Reicht es aber überhaupt aus, die Wirkungen des Gasboykotts auf das deutsche BIP isoliert von anderen Faktoren zu berechnen? Man muss sich zur Beantwortung dieser Frage noch einmal vor Augen führen, worum es eigentlich geht. Das erste Ziel der Sanktionen muss nach wie vor die Beendigung des Mordens und der Zerstörung sein; auch wenn die Vorstellung Präsident Wladimir Putin bleibt im Amt, sehr verstörend ist. Vor diesem Hintergrund muss man sich fragen, wie ein Boykott auf Russlands Entscheidungsträger wirkt.

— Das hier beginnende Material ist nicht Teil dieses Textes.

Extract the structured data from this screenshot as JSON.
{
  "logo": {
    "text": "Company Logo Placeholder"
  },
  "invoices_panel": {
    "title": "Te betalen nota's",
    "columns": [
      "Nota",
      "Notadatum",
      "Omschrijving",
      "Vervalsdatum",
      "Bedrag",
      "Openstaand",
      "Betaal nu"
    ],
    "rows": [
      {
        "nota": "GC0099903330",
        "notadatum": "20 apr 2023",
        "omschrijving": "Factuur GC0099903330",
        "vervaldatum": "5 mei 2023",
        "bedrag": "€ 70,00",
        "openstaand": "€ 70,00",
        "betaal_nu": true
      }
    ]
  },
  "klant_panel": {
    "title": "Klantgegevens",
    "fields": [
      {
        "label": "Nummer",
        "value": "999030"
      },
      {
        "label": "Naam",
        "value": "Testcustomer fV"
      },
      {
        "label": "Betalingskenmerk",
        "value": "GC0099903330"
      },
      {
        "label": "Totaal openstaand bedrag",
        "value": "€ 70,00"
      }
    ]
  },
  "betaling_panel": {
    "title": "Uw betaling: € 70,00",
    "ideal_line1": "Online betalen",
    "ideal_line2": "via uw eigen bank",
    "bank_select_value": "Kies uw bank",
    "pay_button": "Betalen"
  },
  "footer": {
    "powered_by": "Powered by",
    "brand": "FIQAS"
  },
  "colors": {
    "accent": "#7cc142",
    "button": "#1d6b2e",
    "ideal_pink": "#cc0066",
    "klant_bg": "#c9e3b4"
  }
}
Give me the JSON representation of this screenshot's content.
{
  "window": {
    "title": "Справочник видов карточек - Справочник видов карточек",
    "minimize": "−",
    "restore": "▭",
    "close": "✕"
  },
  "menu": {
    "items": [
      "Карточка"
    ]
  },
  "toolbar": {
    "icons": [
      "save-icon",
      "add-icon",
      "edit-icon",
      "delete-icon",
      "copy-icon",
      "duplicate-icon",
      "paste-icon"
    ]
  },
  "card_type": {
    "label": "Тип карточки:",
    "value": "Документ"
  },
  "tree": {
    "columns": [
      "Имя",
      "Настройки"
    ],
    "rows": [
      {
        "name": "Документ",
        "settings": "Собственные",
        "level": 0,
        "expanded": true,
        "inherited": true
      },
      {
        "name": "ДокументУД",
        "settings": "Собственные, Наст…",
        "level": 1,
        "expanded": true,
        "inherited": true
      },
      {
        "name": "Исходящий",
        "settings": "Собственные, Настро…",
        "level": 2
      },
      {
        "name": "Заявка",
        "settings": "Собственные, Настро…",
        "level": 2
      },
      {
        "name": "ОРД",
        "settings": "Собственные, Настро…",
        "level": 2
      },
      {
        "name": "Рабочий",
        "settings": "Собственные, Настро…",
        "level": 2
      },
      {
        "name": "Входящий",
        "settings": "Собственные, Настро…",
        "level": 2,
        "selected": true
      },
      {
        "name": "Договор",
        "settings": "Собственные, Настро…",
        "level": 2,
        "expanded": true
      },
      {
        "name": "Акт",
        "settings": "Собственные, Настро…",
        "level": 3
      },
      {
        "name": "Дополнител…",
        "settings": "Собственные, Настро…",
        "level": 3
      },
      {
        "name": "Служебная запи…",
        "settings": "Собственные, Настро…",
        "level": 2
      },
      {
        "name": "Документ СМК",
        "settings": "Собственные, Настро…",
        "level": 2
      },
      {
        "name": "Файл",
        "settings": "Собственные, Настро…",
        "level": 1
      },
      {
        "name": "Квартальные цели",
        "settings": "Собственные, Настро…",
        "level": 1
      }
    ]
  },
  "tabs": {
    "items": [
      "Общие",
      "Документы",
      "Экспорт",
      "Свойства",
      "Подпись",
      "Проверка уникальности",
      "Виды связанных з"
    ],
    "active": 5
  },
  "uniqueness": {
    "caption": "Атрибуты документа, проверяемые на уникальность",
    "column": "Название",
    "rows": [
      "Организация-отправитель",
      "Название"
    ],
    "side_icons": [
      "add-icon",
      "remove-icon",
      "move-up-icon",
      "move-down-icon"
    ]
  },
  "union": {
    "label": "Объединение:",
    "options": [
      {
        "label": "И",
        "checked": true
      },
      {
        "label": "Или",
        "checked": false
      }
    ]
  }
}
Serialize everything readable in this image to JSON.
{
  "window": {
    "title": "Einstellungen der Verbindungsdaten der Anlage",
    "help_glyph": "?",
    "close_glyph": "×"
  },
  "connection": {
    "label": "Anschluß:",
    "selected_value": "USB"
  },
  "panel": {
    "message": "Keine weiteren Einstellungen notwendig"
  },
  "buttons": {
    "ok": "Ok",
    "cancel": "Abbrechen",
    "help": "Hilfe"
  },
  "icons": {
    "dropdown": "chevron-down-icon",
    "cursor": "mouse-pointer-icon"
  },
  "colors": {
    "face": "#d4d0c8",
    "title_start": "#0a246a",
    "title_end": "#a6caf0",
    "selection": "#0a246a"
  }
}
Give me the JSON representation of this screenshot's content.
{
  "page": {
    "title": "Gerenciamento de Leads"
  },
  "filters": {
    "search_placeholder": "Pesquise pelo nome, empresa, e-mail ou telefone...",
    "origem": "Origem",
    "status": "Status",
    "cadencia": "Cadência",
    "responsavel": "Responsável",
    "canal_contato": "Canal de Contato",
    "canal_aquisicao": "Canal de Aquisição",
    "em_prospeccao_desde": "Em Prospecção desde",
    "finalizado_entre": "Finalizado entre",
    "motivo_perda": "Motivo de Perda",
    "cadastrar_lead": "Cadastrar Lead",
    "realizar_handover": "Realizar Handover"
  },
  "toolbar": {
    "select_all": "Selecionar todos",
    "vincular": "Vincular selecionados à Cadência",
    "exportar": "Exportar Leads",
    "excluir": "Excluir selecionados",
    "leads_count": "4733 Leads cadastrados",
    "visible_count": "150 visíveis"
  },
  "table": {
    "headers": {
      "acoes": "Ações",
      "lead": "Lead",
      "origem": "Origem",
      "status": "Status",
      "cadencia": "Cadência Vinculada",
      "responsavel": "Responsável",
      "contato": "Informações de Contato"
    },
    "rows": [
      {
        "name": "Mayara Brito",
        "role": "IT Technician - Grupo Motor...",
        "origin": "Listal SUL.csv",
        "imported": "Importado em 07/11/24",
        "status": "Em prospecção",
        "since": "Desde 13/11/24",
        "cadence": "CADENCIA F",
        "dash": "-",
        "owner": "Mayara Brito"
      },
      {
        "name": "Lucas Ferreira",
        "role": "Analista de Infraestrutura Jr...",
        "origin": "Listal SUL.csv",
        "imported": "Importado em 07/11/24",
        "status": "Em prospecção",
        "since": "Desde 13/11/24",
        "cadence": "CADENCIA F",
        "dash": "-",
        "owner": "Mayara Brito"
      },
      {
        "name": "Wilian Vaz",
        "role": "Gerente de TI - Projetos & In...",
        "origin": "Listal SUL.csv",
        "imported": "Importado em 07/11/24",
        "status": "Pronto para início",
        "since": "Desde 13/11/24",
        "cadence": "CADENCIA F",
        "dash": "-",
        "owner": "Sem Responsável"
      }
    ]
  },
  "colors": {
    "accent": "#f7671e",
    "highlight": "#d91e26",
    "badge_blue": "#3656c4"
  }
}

Dazu muss man sich die Elastizitäten, das heißt die Reaktionen der Anbieter auf den Nachfrageausfall und der Nachfrager auf die folgenden Preiserhöhungen ansehen. Die Preiselastizität der Nachfrage in Deutschland ist kurzfristig sehr niedrig, das wird überall anerkannt. Aber offenbar ist die russische Seite genauso abhängig vom Verkauf des Gases an uns, wie wir von der Lieferung. Gazprom als Hauptlieferant scheint jetzt schon unter den Sanktionen zu leiden und würde in weitere Schwierigkeiten kommen, wenn es kein Gas mehr nach Westen verkaufen kann. Denn die Infrastruktur in Russland scheint nicht so ausgerichtet zu sein, dass man schnell neue Abnehmer im Osten des Landes beliefern könnte. Es wäre langfristig sehr teuer für Gazprom, die Gasförderung zu drosseln.

Abgesehen davon ist die russische Regierung von den Gasmilliarden abhängig. Das kann man schon daran erkennen, dass der Ankündigung Russlands, nur noch Rubel als Zahlungsmittel zu akzeptieren, keine Konsequenzen in Gestalt des Lieferstopps folgten, als die europäischen Regierungen ankündigten, nicht in Rubel zu zahlen. Das zeigt, wie wichtig die Einnahmen für das Regime sind.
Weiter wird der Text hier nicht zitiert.